Imager::Search responds to this ambiguity by not imposing a single solution, but instead defining a driver API for the transforms, so that a number of different implementations can be used with the same API in various situations.

The HTML24 Driver

A default "HTML24" implementation is provided with the module. This is a reference driver that encodes each pixel as a 24-bit HTML "#RRGGBB" colour code.

This driver demonstrates fast search times and a simple match resolution, but has an extremely slow method for generating the target images (as slow as 10 gigacyles for a typical 1024x768 pixel screenshot).

Faster drivers are currently being pursued.

USAGE

This new second-generation incarnation of Imager::Search is still in flux, so while the API for the individual classes are relatively stable, there is not yet a top level convenience API in the Imager::Search namespace itself, and the driver API is still being substantially changed in response to the differing needs of different styles of driver.

However a typical (if verbose) usage can be demonstrated, that should continue to work for a while...

1. Load the Search Image

  # An image loaded from a file
  use Imager::Search::Image ();
  my $image = Imager::Search::Image->new(
      driver => 'Imager::Search::Driver::HTML24',
      file   => 'target.bmp',
  );
  
  # An image captured from a screenshot
  use Imager::Search::Screenshot ();
  my $screen = Imager::Search::Screenshot->new(
      driver => 'Imager::Search::Driver::HTML24',
  );

2. Load the Search Pattern

  # A pattern loaded from a file
  use Imager::Search::Pattern ();
  my $pattern = Imager::Search::Pattern->new(
      driver => 'Imager::Search::Driver::HTML24',
      file   => 'pattern.bmp',
  );
  # Find the first match
  my $first = $image->find_first( $pattern );
  
  # Find all matches
  my @matches = $image->find( $pattern );

CLASSES

The following is the complete list of classes provided by the main Imager-Search distribution.

Imager::Search::Image

Imager::Search::Image implements the an image that will be searched within.

Imager::Search::Screenshot

Imager::Search::Screenshot is a Imager::Search::Image subclass that captures an image from the currently active window.

Imager::Search::Pattern

Imager::Search::Pattern provides compiled search pattern objects

Imager::Search::Match

Imager::Search::Match provides objects that represent locations in images where a pattern was found.

Imager::Search::Driver

Imager::Search::Driver is the abstract driver interface.
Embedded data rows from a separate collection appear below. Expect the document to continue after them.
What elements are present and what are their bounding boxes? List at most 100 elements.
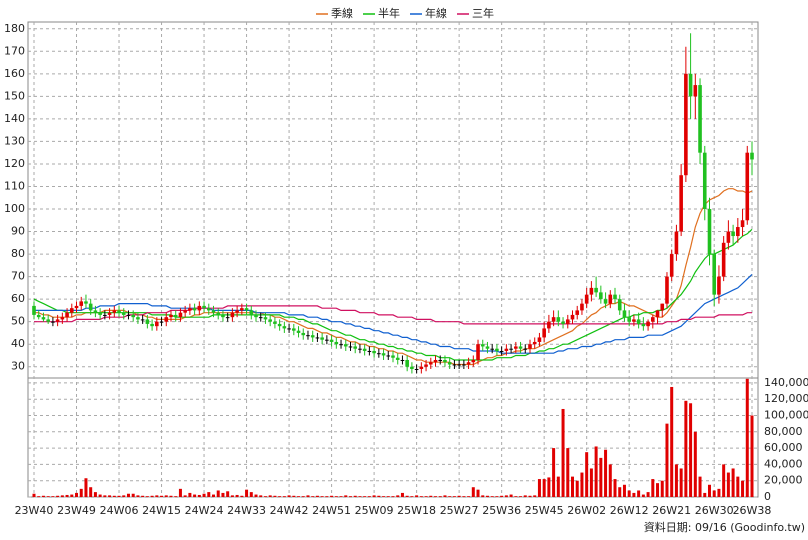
- candle-body: [452, 364, 457, 366]
- candle-body: [367, 350, 372, 352]
- candle-body: [292, 328, 296, 331]
- candle-body: [537, 337, 542, 342]
- volume-bar: [741, 480, 745, 497]
- candle-body: [523, 348, 528, 350]
- volume-bar: [169, 495, 173, 497]
- volume-bar: [566, 448, 570, 497]
- volume-bar: [434, 496, 438, 497]
- y-tick-label: 150: [4, 89, 25, 102]
- y-tick-label: 100: [4, 202, 25, 215]
- candle-body: [131, 314, 135, 318]
- candle-body: [414, 368, 419, 370]
- volume-bar: [202, 493, 206, 497]
- volume-bar: [509, 494, 513, 497]
- y-tick-label: 120: [4, 157, 25, 170]
- candle-body: [93, 310, 98, 313]
- candle-body: [561, 321, 565, 324]
- volume-bar: [339, 496, 343, 497]
- y-tick-label: 130: [4, 134, 25, 147]
- candle-body: [377, 353, 381, 355]
- volume-bar: [150, 495, 154, 497]
- legend-label: 半年: [378, 6, 400, 20]
- candle-body: [674, 231, 679, 255]
- volume-bar: [575, 480, 579, 497]
- volume-bar: [736, 476, 740, 497]
- volume-bar: [717, 488, 721, 497]
- candle-body: [381, 353, 386, 356]
- volume-bar: [136, 495, 140, 497]
- candle-body: [447, 362, 452, 365]
- volume-bar: [131, 493, 135, 497]
- volume-bar: [750, 415, 754, 497]
- candle-body: [627, 317, 631, 322]
- volume-bar: [585, 452, 589, 497]
- volume-bar: [504, 495, 508, 497]
- candle-body: [150, 323, 154, 327]
- x-tick-label: 25W36: [482, 504, 521, 517]
- moving-average-line: [34, 273, 753, 354]
- volume-bar: [627, 490, 631, 497]
- candle-body: [353, 346, 358, 349]
- candle-body: [51, 321, 55, 323]
- candle-body: [277, 323, 282, 327]
- volume-bar: [56, 495, 60, 497]
- candle-body: [499, 350, 504, 352]
- candle-body: [660, 303, 665, 311]
- candle-body: [221, 314, 225, 318]
- candle-body: [575, 310, 580, 315]
- volume-bar: [315, 495, 319, 497]
- volume-bar: [712, 490, 716, 497]
- volume-bar: [632, 492, 636, 497]
- volume-bar: [126, 493, 130, 497]
- volume-bar: [556, 476, 560, 497]
- candle-body: [126, 314, 131, 316]
- volume-bar: [467, 496, 471, 497]
- candle-body: [750, 152, 754, 160]
- x-tick-label: 26W12: [610, 504, 649, 517]
- volume-bar: [646, 492, 650, 497]
- volume-bar: [141, 495, 145, 497]
- volume-bar: [70, 494, 74, 497]
- volume-bar: [405, 495, 409, 497]
- volume-bar: [476, 489, 480, 497]
- candle-body: [301, 332, 306, 336]
- volume-bar: [245, 489, 249, 497]
- candle-body: [36, 314, 41, 318]
- candle-body: [188, 308, 192, 311]
- candle-body: [41, 317, 46, 320]
- candle-body: [136, 317, 140, 320]
- candle-body: [315, 337, 320, 339]
- x-tick-label: 26W30: [695, 504, 734, 517]
- volume-tick-label: 0: [764, 490, 771, 503]
- candle-body: [386, 355, 391, 357]
- candle-body: [65, 312, 69, 318]
- volume-tick-label: 140,000: [764, 376, 808, 389]
- candle-body: [310, 335, 315, 338]
- candle-body: [556, 317, 561, 322]
- candle-body: [249, 310, 254, 315]
- candle-body: [622, 310, 627, 318]
- volume-bar: [679, 468, 683, 497]
- candle-body: [518, 346, 523, 349]
- volume-bar: [330, 495, 334, 497]
- x-tick-label: 26W02: [567, 504, 606, 517]
- volume-bar: [604, 449, 608, 497]
- candle-body: [641, 323, 646, 327]
- volume-bar: [46, 496, 50, 497]
- volume-bar: [537, 479, 541, 497]
- volume-bar: [533, 495, 537, 497]
- volume-bar: [155, 495, 159, 497]
- candle-body: [74, 305, 79, 309]
- legend-label: 季線: [331, 6, 353, 20]
- y-tick-label: 170: [4, 44, 25, 57]
- volume-bar: [108, 495, 112, 497]
- y-tick-label: 40: [11, 337, 25, 350]
- volume-bar: [268, 495, 272, 497]
- candle-body: [495, 348, 499, 351]
- candle-body: [192, 308, 197, 311]
- candle-body: [514, 346, 518, 349]
- volume-bar: [197, 494, 201, 497]
- candle-body: [679, 175, 683, 232]
- candle-body: [103, 314, 107, 316]
- volume-bar: [367, 496, 371, 497]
It cannot be instantiated directly, but it describes (in both code and documentation) what any driver needs to implement.

Imager::Search::Driver::HTML24

Imager::Search::Driver::HTML24 is an 24-bit reference driver that uses HTML colour codes (#RRGGBB) to represent each pixel.

Imager::Search::Driver::BMP24

Imager::Search::Driver::BMP24 is a high performance 24-bit driver that uses the Windows BMP file format natively for the image string format.

SUPPORT

No support is available for this module.

However, bug reports may be filed at the following URI.

http://rt.cpan.org/NoAuth/ReportBug.html?Queue=Imager-Search

AUTHOR

Adam Kennedy <adamk@cpan.org>

COPYRIGHT

Copyright 2007 - 2011 Adam Kennedy.

This program is free software; you can redistribute it and/or modify it under the same terms as Perl itself.

The full text of the license can be found in the LICENSE file included with this module.